The world has turned a bit crazy on this old man. The response to my book has been very gratifying, taking on a life of its own. At my advanced age, i am back in business, or at least one of the 786 varieties of business i’ve experienced. It’s called work. i have mixed emotions about all of it, good and bad.
Tonight, i should be hitting the rack, even though it is over an hour before taps. You know, 2200, when the boatswainmate of the watch purses his lips to his boatswain’s pipe and sings his “attention” tune over the 1MC and declares “Taps, taps, lights out! All hands turn into your bunks! Maintain silence about the decks! The smoking lamp is out in all berthing spaces.”
The small black dog of our new neighbors is still out declaring the night is his, unaware the bobcats, coyotes, foxes, hawks, owls, and Southwestern rattlers are likely to assume his yapping is indeed mess call.
Such night sounds are now an annoyance. i recall my time in the nights of my great uncle’s farm on Hickory Ridge. We called him “Papa” ’cause our two had passed before we came along. On my times spent there in the tin roof farmhouse with the windows open and a fan running somewhere, night sounds abounded. They were good. We slept soundly.
Sleeping in that small bedroom in between Aunt Corrine and Papa’s bedroom and the front room was similar to sleeping on my ships. Sounds of the farm animals and birds of the dark and crickets and, if lucky, the rain on the roof, if as expected, provided an omen of safety. Sleep followed. Sounds of the fire room boilers and forced draft blowers and the whine of the turbines and the auxiliary blowers brought comfort. But when there was a scream in the fields from a predator taking prey, or the winding down of engines and blowers, i would awake and leap into action to make things right…or at least attempt to make things right.

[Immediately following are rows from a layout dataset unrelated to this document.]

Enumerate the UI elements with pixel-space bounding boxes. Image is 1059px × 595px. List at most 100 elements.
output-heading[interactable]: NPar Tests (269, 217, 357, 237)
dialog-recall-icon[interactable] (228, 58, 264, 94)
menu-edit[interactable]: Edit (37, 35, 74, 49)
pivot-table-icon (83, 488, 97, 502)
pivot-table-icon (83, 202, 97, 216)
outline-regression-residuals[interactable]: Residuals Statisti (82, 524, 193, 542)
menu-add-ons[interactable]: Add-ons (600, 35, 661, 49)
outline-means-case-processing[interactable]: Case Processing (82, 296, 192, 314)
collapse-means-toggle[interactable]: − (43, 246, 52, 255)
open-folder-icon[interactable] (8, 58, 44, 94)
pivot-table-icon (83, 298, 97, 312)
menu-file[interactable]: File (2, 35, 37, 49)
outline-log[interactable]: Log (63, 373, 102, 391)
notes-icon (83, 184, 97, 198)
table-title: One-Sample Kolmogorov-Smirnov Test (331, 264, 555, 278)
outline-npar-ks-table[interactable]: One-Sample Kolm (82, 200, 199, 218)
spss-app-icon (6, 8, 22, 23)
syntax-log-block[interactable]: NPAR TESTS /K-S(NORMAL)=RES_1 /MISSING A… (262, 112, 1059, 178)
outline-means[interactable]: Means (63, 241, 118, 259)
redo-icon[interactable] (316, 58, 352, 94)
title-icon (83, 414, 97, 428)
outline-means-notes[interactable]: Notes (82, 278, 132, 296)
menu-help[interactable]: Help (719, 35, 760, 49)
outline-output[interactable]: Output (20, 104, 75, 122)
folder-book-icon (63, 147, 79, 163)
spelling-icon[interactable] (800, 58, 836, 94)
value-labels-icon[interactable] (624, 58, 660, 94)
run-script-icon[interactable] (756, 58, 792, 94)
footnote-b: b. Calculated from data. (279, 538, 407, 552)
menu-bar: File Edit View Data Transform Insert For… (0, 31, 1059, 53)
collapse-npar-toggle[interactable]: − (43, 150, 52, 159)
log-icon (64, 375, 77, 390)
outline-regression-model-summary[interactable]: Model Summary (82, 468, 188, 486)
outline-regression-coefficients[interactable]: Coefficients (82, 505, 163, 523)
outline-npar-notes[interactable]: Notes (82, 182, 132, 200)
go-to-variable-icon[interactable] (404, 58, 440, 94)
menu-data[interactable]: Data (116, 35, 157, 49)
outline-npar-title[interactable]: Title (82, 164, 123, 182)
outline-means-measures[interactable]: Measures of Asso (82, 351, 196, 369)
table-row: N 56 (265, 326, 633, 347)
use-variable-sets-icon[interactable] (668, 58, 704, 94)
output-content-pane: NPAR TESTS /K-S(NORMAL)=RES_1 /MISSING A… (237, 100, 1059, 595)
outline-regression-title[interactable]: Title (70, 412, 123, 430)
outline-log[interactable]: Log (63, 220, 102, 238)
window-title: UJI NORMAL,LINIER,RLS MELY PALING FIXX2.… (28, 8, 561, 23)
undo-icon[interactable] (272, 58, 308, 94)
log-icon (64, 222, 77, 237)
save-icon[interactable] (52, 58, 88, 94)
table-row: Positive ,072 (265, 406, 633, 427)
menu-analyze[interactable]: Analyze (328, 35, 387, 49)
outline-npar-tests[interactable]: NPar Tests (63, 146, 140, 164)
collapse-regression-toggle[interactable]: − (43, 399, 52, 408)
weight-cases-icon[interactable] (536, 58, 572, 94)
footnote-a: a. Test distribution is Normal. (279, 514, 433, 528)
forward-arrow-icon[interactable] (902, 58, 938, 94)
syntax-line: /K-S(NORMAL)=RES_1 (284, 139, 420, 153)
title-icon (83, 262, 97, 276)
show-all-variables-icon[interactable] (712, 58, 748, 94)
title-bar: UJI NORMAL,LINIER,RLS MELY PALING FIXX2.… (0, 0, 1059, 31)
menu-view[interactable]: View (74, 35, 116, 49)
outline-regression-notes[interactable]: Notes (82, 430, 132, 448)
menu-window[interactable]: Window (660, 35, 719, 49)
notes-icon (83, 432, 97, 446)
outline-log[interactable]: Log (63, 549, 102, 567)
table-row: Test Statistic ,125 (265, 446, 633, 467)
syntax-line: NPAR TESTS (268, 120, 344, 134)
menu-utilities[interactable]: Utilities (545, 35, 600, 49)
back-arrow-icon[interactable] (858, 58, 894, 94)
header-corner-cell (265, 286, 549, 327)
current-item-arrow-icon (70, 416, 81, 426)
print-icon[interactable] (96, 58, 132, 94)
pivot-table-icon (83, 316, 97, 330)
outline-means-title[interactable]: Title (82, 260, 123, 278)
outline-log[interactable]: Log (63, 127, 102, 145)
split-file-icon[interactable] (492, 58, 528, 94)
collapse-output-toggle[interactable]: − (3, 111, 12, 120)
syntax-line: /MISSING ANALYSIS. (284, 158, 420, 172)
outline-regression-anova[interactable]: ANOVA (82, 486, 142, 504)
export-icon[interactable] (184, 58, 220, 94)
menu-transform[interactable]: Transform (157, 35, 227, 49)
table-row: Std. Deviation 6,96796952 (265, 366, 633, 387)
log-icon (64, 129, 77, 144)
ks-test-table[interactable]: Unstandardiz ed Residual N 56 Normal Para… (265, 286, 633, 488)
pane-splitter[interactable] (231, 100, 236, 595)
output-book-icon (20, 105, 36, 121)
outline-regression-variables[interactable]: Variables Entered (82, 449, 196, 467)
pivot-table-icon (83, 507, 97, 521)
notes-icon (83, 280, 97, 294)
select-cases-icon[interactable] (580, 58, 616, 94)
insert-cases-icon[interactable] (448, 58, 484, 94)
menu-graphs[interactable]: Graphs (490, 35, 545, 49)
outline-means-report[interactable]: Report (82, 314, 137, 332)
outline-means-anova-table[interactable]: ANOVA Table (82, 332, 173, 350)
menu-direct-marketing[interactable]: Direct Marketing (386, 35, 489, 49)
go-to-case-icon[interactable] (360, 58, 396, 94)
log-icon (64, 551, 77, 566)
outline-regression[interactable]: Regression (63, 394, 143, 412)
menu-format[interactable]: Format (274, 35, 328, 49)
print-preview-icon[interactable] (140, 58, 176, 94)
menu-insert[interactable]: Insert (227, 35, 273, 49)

Which leads me to think, at a time the old man should hit the rack, of moments of peace. Like the morning watch.
The morning watch was considered a four-hour watch. it wasn’t. The bridge’s messenger of the watch would descend from the pilot house to after officers quarters on the main deck to carefully prod and quietly call at 0315 (hopefully not to wake the other officers in the shared stateroom) the oncoming watch officer awake. The officer, asleep to the tune of the boilers’ wheezing and the turbines’ whining, would arise, throw on his work khakis and the olive green all-weather jacket, splash his face in the small stateroom sink, grab his red lens flashlight and move forward, then up the ladders to the O3 level, checking into Combat (Combat Information Center or CIC) to get a status report and then to the bridge to have the off-going OOD brief him on the current situation with contacts (other vessels), weather, and upcoming events, when completed with “I relieve you, sir” and “I stand relieved,” and the boatswainmate of the watch announcing Lieutenant Jewell has the deck and the conn,” and the off-going officer would strike below, and the new OOD would be there in the dark with the black sea and the uncountable stars and maneuvers with other ships events minimized, and the night was quiet and the contacts were few, and one could walk out on the starboard bridge wing to watch the spume of foam roll down the ship’s waterline and look to the end of the universe in the skies, and smell the eggs and toast and bacon and coffee from the galley below and pour another black coffee and hang on the wing wall to find peace. Then, the stars would start to fade, the night sky lighten, and a glow appeared on the eastern horizon, and the sun would rise, and the radio would crackle with someone on another ship calling “Delta Whiskey, this is Alpha Sierra; radio check, over,” and one would respond, “Alpha Sierra, this is Delta Whiskey, Roger, over;” and Delta Whiskey, this is Alpha Sierra, Roger, out,” and the relieving OOD would approach and the earlier relieving process would repeat, and the off-going OOD would descend the ladders to the wardroom where he and his JOOD, CIC watch officer, and perhaps the Engineer of the Watch, would replace the earlier diners except the captain and the XO who would stay for another coffee and chat with the watch standers while the latter ate their scrambled eggs and bacon and toast and more hot coffee, and there would be a moment of quiet and the lieutenant would reflect upon his three-plus hours of watch and realize it was his respite.
…respite, much like the peace Papa found when he called the cows at 0400 (although he just called it milking time) and led the milk cows to the barn and milked them with his lightning smooth hands and filled the milk urn and fed the hogs in the sty and walked back to the house as first light, then dawn streamed over him.
And folks, i have, in my time, experienced the respite, the peace of both. i wish you and i could share that kind of respite today.